The summary says: “We are presenting the novel process of 3D printing ballistic projectiles from quartz sand, followed by launching with an air cannon. It describes the technology’s achievements, challenges, and proposed implementations. The 3D-printed sand projectiles reached speeds in excess of 170 m / s, which resulted in measurable damage to individual Kevlar plates. Other flight parameters such as yaw and turn were recorded, which led to observations on the design and shape of the projectiles. It was found that one design performed better in terms of speed, rotation, and impact. The technology has the potential to disrupt the protective equipment sector by providing a controlled means of assessing natural fragmentation damage. “
You can read the full research paper here.

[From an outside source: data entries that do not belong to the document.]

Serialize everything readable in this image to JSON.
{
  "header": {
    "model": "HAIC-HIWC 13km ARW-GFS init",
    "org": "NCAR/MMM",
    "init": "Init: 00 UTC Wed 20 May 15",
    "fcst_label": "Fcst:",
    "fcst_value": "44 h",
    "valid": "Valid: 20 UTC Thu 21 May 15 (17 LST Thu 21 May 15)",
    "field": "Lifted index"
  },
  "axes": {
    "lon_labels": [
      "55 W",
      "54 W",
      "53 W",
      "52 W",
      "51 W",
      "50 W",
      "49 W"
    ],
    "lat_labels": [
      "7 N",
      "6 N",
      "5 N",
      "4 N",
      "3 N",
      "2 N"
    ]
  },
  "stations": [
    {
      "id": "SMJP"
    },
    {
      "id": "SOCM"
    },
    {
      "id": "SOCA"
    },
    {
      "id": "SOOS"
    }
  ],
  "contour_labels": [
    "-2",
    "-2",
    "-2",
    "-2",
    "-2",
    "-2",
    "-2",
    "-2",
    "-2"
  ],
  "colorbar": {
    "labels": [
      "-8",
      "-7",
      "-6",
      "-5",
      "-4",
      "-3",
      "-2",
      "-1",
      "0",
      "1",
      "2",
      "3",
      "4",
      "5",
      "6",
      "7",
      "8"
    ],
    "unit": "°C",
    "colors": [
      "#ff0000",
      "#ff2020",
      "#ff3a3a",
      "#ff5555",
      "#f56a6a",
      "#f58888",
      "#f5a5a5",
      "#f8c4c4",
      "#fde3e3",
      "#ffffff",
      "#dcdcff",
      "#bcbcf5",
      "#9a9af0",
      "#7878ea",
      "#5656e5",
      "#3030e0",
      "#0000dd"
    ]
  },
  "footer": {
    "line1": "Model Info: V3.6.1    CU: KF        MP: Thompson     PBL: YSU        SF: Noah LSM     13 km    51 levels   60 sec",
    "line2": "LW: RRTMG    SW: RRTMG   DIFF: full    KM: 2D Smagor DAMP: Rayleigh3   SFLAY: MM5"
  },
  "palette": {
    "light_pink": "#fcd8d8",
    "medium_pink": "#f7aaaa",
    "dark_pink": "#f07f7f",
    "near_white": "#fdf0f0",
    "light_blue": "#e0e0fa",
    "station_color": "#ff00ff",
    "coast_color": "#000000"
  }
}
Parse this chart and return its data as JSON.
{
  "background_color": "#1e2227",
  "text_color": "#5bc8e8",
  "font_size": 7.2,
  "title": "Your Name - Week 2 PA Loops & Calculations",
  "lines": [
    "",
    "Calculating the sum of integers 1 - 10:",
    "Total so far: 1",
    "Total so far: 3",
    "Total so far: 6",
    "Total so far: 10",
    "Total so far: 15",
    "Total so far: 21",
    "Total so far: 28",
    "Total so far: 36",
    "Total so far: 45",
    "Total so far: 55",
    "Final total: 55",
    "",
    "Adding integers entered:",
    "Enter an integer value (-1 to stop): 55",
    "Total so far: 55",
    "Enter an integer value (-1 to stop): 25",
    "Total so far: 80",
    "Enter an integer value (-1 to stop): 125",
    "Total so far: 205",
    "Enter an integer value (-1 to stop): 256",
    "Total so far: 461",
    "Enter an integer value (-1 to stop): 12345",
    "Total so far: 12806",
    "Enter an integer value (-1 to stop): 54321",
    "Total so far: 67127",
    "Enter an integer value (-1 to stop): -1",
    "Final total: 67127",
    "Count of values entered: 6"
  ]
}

voxeljet case study on a 3D printed coral running shoe
According to a case study by voxeljet, sales of sneakers are expected to rise to 91 billion euros by 2025. However, the shoe industry continues to face problems such as sustainability, customization and automation. Shoe designer Shun Pin Pek, who studied product design at Nanyang Technology University and focused specifically on shoe design at the Pensole Design Academy in the United States, bought his first 3D printer in 2017 and saw the many possibilities that technology has for making shoes offers. including geometric freedom and CAD data. He was inspired by the environment and came up with the idea for his “Coral Runner” shoe concept, as coral and 3D printing follow a similar growth strategy. He opted for voxeljet’s High Speed Sintering (HSS) 3D printing process to create an initial polymer prototype of the shoe, which consists of a single element without adhesives, fasteners or seams. The Coral Runner prototype has a simple design reinforced by the coral-like tubular structures and was 3D printed in elastic TPU material from Covestro.
“The big advantage of 3D printing is both on-demand production and the one-to-one transfer of the digital model into a real object,” said Shun Ping Pek. “While the Coral Runner could theoretically also be manufactured using conventional production techniques such as injection molding, this route would have been very difficult due to the uniform design. HSS technology offers the ideal solution. “
Google ATAP Designing 3D Printable Technical Experiences
Google’s Advanced Technology and Projects (ATAP) research and development laboratory group works to solve problems that often use 3D printing such as Stratasys PolyJet technology to solve them. The Group’s Jacquard from Google is a portable platform that integrates the digital into everyday life without disturbing the user. It includes an app as well as a small 3D printed physical label that can be fitted to soft goods such as a backpack or jacket to give the wearer an interactive digital experience without having to hold a device. Instead, you can answer a call, take a photo or pause your music with a simple tap or swipe on the jacket sleeve. Thanks to the versatile PolyJet multi-material 3D printing and KeyShot 10 rendering software, the team was able to merge a product pipeline for soft and hard goods, using flexible, Pantone-validated color materials to simulate surface textures.
“Printers are really catching up with how designers think about design and materials. The future is coming much faster than expected, and at Google ATAP we are building the capabilities to predict what’s possible, ”said Bryan Allen, technical program manager and head of ATAP Lab.